O estopim foi uma carta escrita por Jair Bolsonaro em apoio à pré-candidatura de Flávio à Presidência. O senador leu o texto em uma transmissão ao vivo nas redes sociais no sábado (11). Para Moraes, a divulgação violou a proibição que impede o ex-presidente de se manifestar em redes sociais, inclusive por meio de terceiros.

Visita usada para obter a carta, diz o ministro

Na decisão, Moraes sustentou que Flávio se valeu do direito de visita para obter um material feito sob medida para circular nas redes.

"Não há dúvidas, portanto, que a conduta irregular de Flávio Nantes Bolsonaro desrespeitou expressa vedação", escreveu o ministro, apontando "ostensivo desvio de finalidade no exercício de seu direito de visita".

O despacho traz três determinações:

  • Suspensão por 90 dias da autorização de visita do senador ao pai;
  • Prazo de 48 horas para a defesa de Jair Bolsonaro explicar a divulgação da carta;
  • Remessa do caso ao Ministério Público Eleitoral, que vai avaliar se houve propaganda eleitoral antecipada.

Moraes citou ainda reincidência: segundo o ministro, em 3 de agosto de 2025 pai e filho já haviam descumprido a mesma medida cautelar, com material preparado previamente para apoiadores. Na avaliação do relator, o vídeo de sábado serviu de instrumento de promoção da pré-candidatura, com expressões que podem equivaler a pedido explícito de voto.

Senador nega autorização do pai

Flávio Bolsonaro reagiu em nova transmissão ao vivo. Negou que o ex-presidente tenha pedido ou autorizado a publicação e disse que o pai "nunca falou, nem pediu, nem indicou, nem decidiu, nem mandou" divulgar a carta. O senador classificou a proibição das visitas como tentativa de "interferir nas eleições".

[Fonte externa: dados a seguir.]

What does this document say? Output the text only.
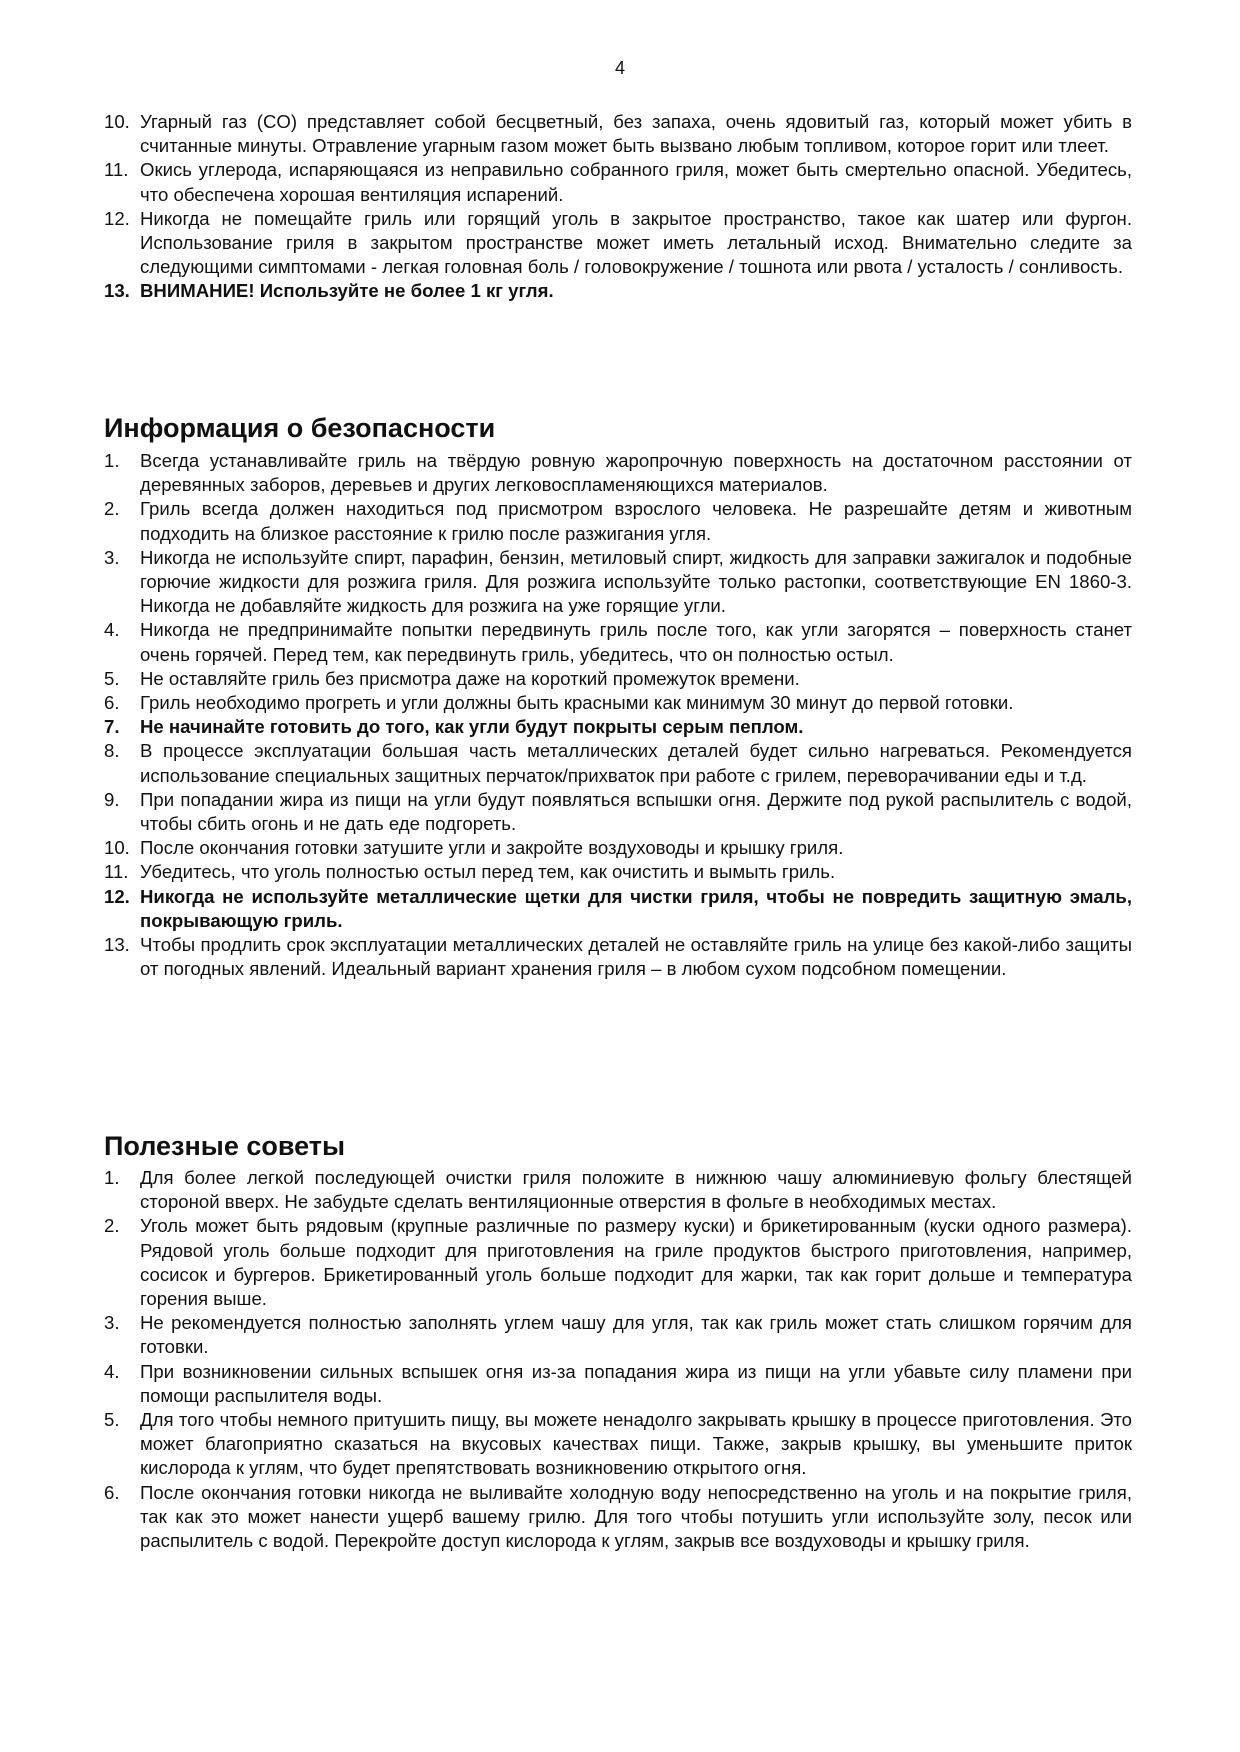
4
10. Угарный газ (CO) представляет собой бесцветный, без запаха, очень ядовитый газ, который может убить в считанные минуты. Отравление угарным газом может быть вызвано любым топливом, которое горит или тлеет.
11. Окись углерода, испаряющаяся из неправильно собранного гриля, может быть смертельно опасной. Убедитесь, что обеспечена хорошая вентиляция испарений.
12. Никогда не помещайте гриль или горящий уголь в закрытое пространство, такое как шатер или фургон. Использование гриля в закрытом пространстве может иметь летальный исход. Внимательно следите за следующими симптомами - легкая головная боль / головокружение / тошнота или рвота / усталость / сонливость.
13. ВНИМАНИЕ! Используйте не более 1 кг угля.
Информация о безопасности
1.	Всегда устанавливайте гриль на твёрдую ровную жаропрочную поверхность на достаточном расстоянии от деревянных заборов, деревьев и других легковоспламеняющихся материалов.
2.	Гриль всегда должен находиться под присмотром взрослого человека. Не разрешайте детям и животным подходить на близкое расстояние к грилю после разжигания угля.
3.	Никогда не используйте спирт, парафин, бензин, метиловый спирт, жидкость для заправки зажигалок и подобные горючие жидкости для розжига гриля. Для розжига используйте только растопки, соответствующие EN 1860-3. Никогда не добавляйте жидкость для розжига на уже горящие угли.
4.	Никогда не предпринимайте попытки передвинуть гриль после того, как угли загорятся – поверхность станет очень горячей. Перед тем, как передвинуть гриль, убедитесь, что он полностью остыл.
5.	Не оставляйте гриль без присмотра даже на короткий промежуток времени.
6.	Гриль необходимо прогреть и угли должны быть красными как минимум 30 минут до первой готовки.
7.	Не начинайте готовить до того, как угли будут покрыты серым пеплом.
8.	В процессе эксплуатации большая часть металлических деталей будет сильно нагреваться. Рекомендуется использование специальных защитных перчаток/прихваток при работе с грилем, переворачивании еды и т.д.
9.	При попадании жира из пищи на угли будут появляться вспышки огня. Держите под рукой распылитель с водой, чтобы сбить огонь и не дать еде подгореть.
10. После окончания готовки затушите угли и закройте воздуховоды и крышку гриля.
11. Убедитесь, что уголь полностью остыл перед тем, как очистить и вымыть гриль.
12. Никогда не используйте металлические щетки для чистки гриля, чтобы не повредить защитную эмаль, покрывающую гриль.
13. Чтобы продлить срок эксплуатации металлических деталей не оставляйте гриль на улице без какой-либо защиты от погодных явлений. Идеальный вариант хранения гриля – в любом сухом подсобном помещении.
Полезные советы
1.	Для более легкой последующей очистки гриля положите в нижнюю чашу алюминиевую фольгу блестящей стороной вверх. Не забудьте сделать вентиляционные отверстия в фольге в необходимых местах.
2.	Уголь может быть рядовым (крупные различные по размеру куски) и брикетированным (куски одного размера). Рядовой уголь больше подходит для приготовления на гриле продуктов быстрого приготовления, например, сосисок и бургеров. Брикетированный уголь больше подходит для жарки, так как горит дольше и температура горения выше.
3.	Не рекомендуется полностью заполнять углем чашу для угля, так как гриль может стать слишком горячим для готовки.
4.	При возникновении сильных вспышек огня из-за попадания жира из пищи на угли убавьте силу пламени при помощи распылителя воды.
5.	Для того чтобы немного притушить пищу, вы можете ненадолго закрывать крышку в процессе приготовления. Это может благоприятно сказаться на вкусовых качествах пищи. Также, закрыв крышку, вы уменьшите приток кислорода к углям, что будет препятствовать возникновению открытого огня.
6.	После окончания готовки никогда не выливайте холодную воду непосредственно на уголь и на покрытие гриля, так как это может нанести ущерб вашему грилю. Для того чтобы потушить угли используйте золу, песок или распылитель с водой. Перекройте доступ кислорода к углям, закрыв все воздуховоды и крышку гриля.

O coordenador da campanha, senador Rogério Marinho (PL-RN), chamou a decisão de "autoritária, desproporcional" e de "clara interferência no jogo político". Até a publicação desta matéria, a defesa não havia informado se vai recorrer.

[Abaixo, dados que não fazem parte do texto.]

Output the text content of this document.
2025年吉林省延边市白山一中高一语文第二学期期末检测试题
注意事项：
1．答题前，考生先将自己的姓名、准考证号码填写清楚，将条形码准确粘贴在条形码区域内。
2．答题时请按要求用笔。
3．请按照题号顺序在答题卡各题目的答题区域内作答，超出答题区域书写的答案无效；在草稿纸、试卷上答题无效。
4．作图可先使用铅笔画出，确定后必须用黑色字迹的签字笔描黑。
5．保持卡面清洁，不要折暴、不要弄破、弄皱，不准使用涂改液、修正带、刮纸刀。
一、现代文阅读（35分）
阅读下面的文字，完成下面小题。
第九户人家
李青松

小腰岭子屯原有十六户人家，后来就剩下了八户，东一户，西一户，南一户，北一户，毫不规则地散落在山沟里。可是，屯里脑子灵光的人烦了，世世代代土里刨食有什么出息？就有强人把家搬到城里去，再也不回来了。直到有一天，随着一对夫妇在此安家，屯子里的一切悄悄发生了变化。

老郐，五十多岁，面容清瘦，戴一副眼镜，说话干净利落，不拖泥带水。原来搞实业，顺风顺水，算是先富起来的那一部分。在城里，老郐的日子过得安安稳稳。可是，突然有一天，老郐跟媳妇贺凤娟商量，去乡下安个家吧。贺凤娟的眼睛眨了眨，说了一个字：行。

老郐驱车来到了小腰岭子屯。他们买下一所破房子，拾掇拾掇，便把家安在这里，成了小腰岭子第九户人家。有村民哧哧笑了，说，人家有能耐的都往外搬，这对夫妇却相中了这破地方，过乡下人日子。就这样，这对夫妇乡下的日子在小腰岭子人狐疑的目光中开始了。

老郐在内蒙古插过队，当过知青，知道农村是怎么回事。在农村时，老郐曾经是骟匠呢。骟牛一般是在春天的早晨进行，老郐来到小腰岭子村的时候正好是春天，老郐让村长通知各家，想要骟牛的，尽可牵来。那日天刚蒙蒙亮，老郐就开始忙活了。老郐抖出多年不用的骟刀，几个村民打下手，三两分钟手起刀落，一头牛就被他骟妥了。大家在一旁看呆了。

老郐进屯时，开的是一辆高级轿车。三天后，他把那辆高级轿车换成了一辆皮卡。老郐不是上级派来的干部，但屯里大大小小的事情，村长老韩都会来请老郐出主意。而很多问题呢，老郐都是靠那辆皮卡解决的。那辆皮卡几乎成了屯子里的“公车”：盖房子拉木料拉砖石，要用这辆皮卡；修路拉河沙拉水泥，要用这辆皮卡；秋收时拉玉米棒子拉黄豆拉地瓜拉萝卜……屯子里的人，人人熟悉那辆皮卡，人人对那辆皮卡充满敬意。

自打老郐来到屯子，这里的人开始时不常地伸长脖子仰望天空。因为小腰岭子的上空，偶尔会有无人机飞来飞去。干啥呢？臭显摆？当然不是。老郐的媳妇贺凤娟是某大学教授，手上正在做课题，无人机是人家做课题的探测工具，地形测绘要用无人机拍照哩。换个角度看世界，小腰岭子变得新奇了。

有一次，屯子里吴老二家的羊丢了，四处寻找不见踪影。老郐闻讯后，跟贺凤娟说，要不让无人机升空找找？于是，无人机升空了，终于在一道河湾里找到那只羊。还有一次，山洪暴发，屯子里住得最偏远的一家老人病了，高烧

Por que Bolsonaro cumpre pena em casa

Jair Bolsonaro foi condenado pelo STF, em 2025, a 27 anos e 3 meses de prisão no processo da trama golpista, julgamento que ocorreu na capital federal. Depois de uma cirurgia e de um quadro de pneumonia bacteriana, ele recebeu autorização para cumprir a pena em prisão domiciliar durante a recuperação.

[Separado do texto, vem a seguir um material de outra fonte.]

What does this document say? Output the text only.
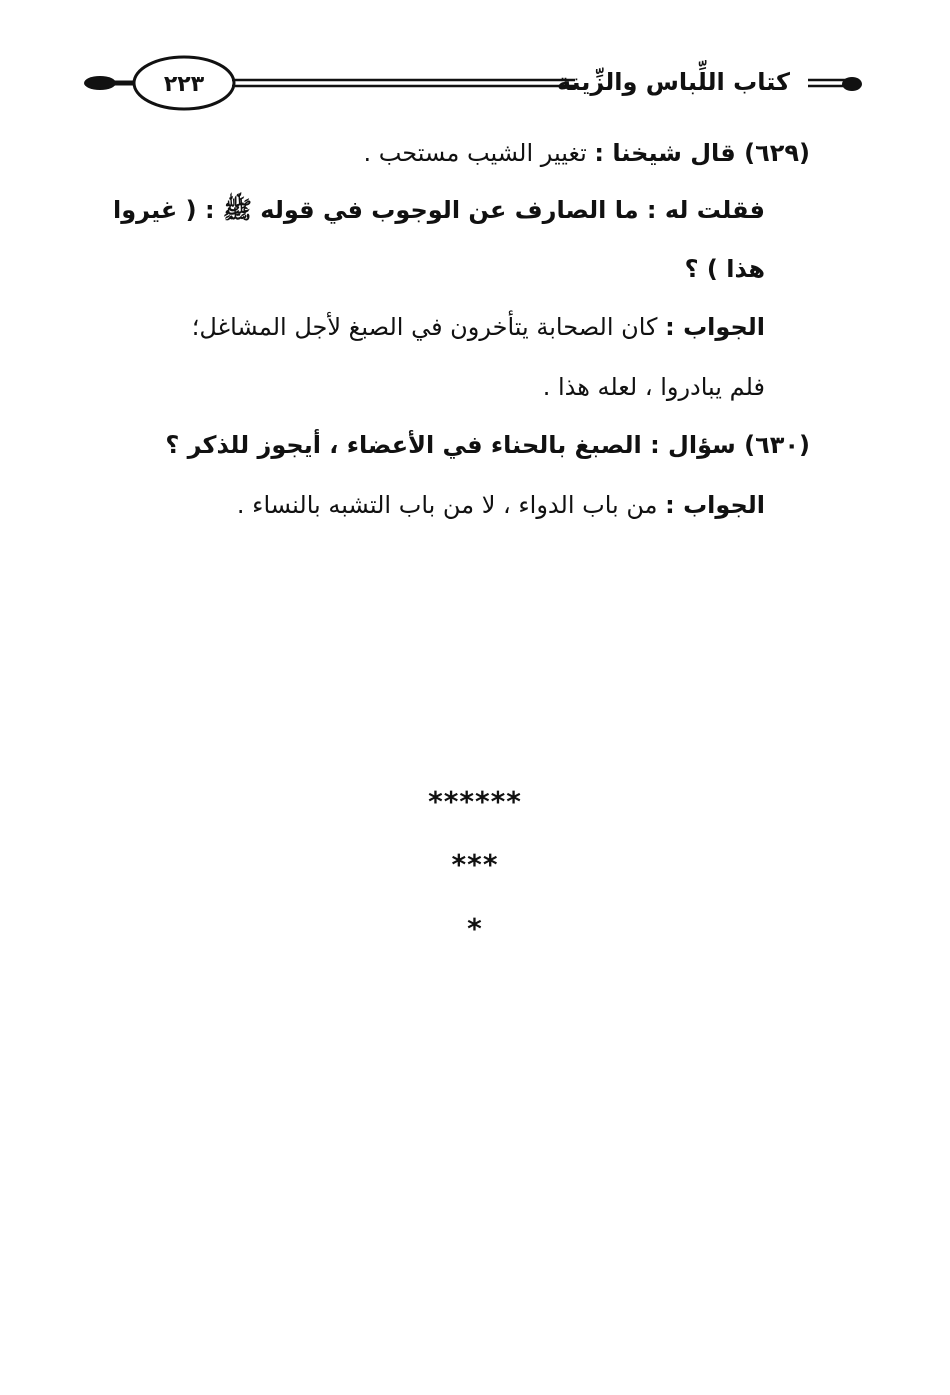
٢٢٣	كتاب اللِّباس والزِّينة
(٦٢٩) قال شيخنا : تغيير الشيب مستحب .
فقلت له : ما الصارف عن الوجوب في قوله ﷺ : ( غيروا
هذا ) ؟
الجواب : كان الصحابة يتأخرون في الصبغ لأجل المشاغل؛
فلم يبادروا ، لعله هذا .
(٦٣٠) سؤال : الصبغ بالحناء في الأعضاء ، أيجوز للذكر ؟
الجواب : من باب الدواء ، لا من باب التشبه بالنساء .
******
***
*
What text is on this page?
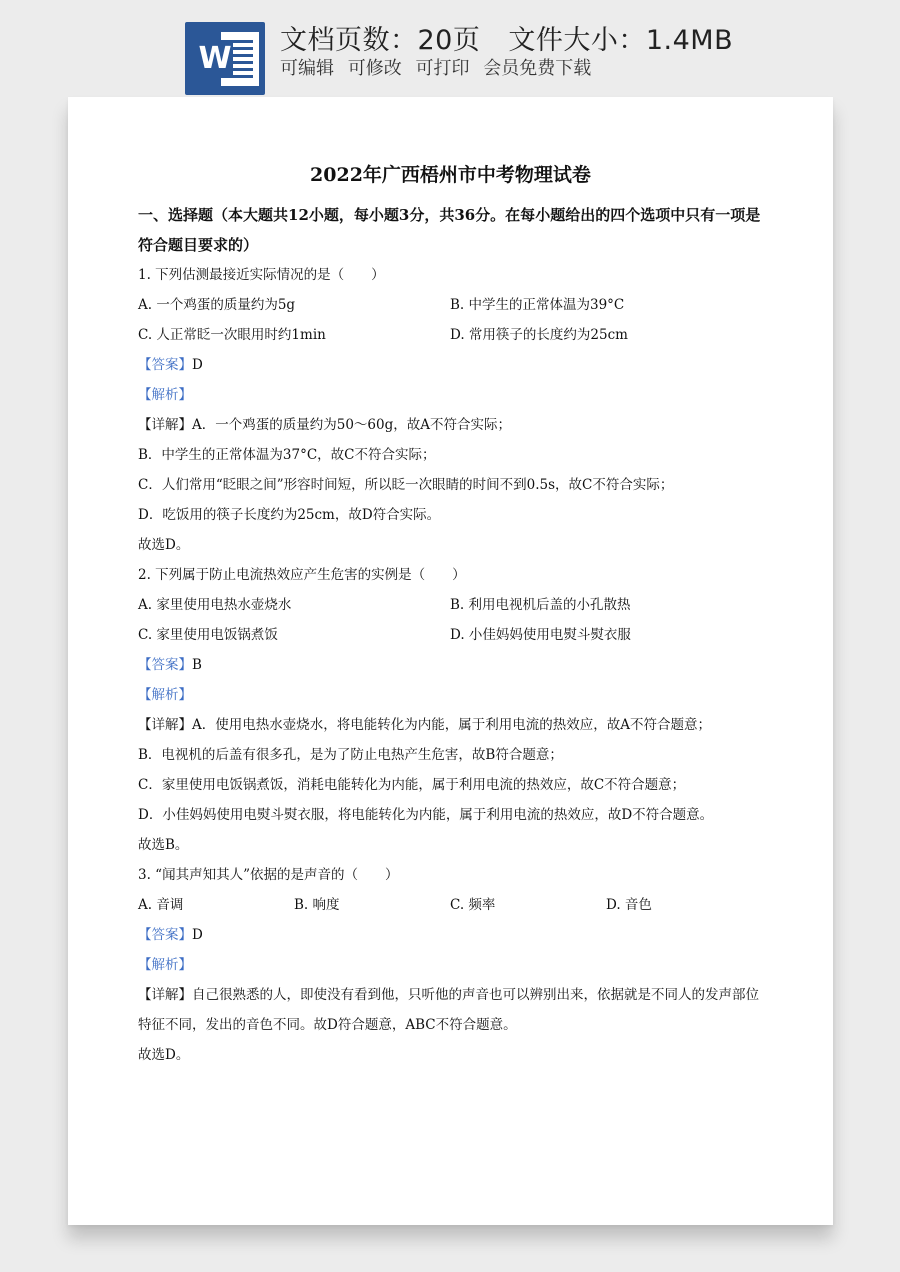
W
文档页数：20页 文件大小：1.4MB
可编辑 可修改 可打印 会员免费下载
2022年广西梧州市中考物理试卷
一、选择题（本大题共12小题，每小题3分，共36分。在每小题给出的四个选项中只有一项是符合题目要求的）
1. 下列估测最接近实际情况的是（　　）
A. 一个鸡蛋的质量约为5g	B. 中学生的正常体温为39°C
C. 人正常眨一次眼用时约1min	D. 常用筷子的长度约为25cm
【答案】D
【解析】
【详解】A．一个鸡蛋的质量约为50～60g，故A不符合实际；
B．中学生的正常体温为37°C，故C不符合实际；
C．人们常用“眨眼之间”形容时间短，所以眨一次眼睛的时间不到0.5s，故C不符合实际；
D．吃饭用的筷子长度约为25cm，故D符合实际。
故选D。
2. 下列属于防止电流热效应产生危害的实例是（　　）
A. 家里使用电热水壶烧水	B. 利用电视机后盖的小孔散热
C. 家里使用电饭锅煮饭	D. 小佳妈妈使用电熨斗熨衣服
【答案】B
【解析】
【详解】A．使用电热水壶烧水，将电能转化为内能，属于利用电流的热效应，故A不符合题意；
B．电视机的后盖有很多孔，是为了防止电热产生危害，故B符合题意；
C．家里使用电饭锅煮饭，消耗电能转化为内能，属于利用电流的热效应，故C不符合题意；
D．小佳妈妈使用电熨斗熨衣服，将电能转化为内能，属于利用电流的热效应，故D不符合题意。
故选B。
3. “闻其声知其人”依据的是声音的（　　）
A. 音调	B. 响度	C. 频率	D. 音色
【答案】D
【解析】
【详解】自己很熟悉的人，即使没有看到他，只听他的声音也可以辨别出来，依据就是不同人的发声部位特征不同，发出的音色不同。故D符合题意，ABC不符合题意。
故选D。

O regime domiciliar veio acompanhado de condições: proibição de usar redes sociais, mesmo por terceiros, e visitas restritas a uma lista autorizada pelo STF. Flávio integrava essa lista e agora fica de fora dela por 90 dias. Se o prazo for cumprido integralmente, o reencontro autorizado só ocorre em meados de outubro, na reta final da campanha de 2026.

Decisão passa por Brasília e mexe com a eleição

O caso corre no STF, em Brasília, onde também tramitam os processos dos atos golpistas. Em junho, a Corte condenou mais 16 pessoas pelos ataques de 8 de janeiro, e Moraes determinou neste mês o cumprimento imediato das penas no caso Marielle.

Para o eleitor do Distrito Federal, o desdobramento tem peso direto: a disputa presidencial se decide politicamente na capital, e a apuração do Ministério Público Eleitoral sobre propaganda antecipada pode influenciar os movimentos da pré-campanha de Flávio nos próximos meses.

Próximos passos

A defesa de Jair Bolsonaro tem 48 horas para se manifestar sobre a carta. O Ministério Público Eleitoral decide se abre apuração formal. A suspensão das visitas vale por 90 dias e pode ser revista pelo STF se houver recurso da defesa do senador.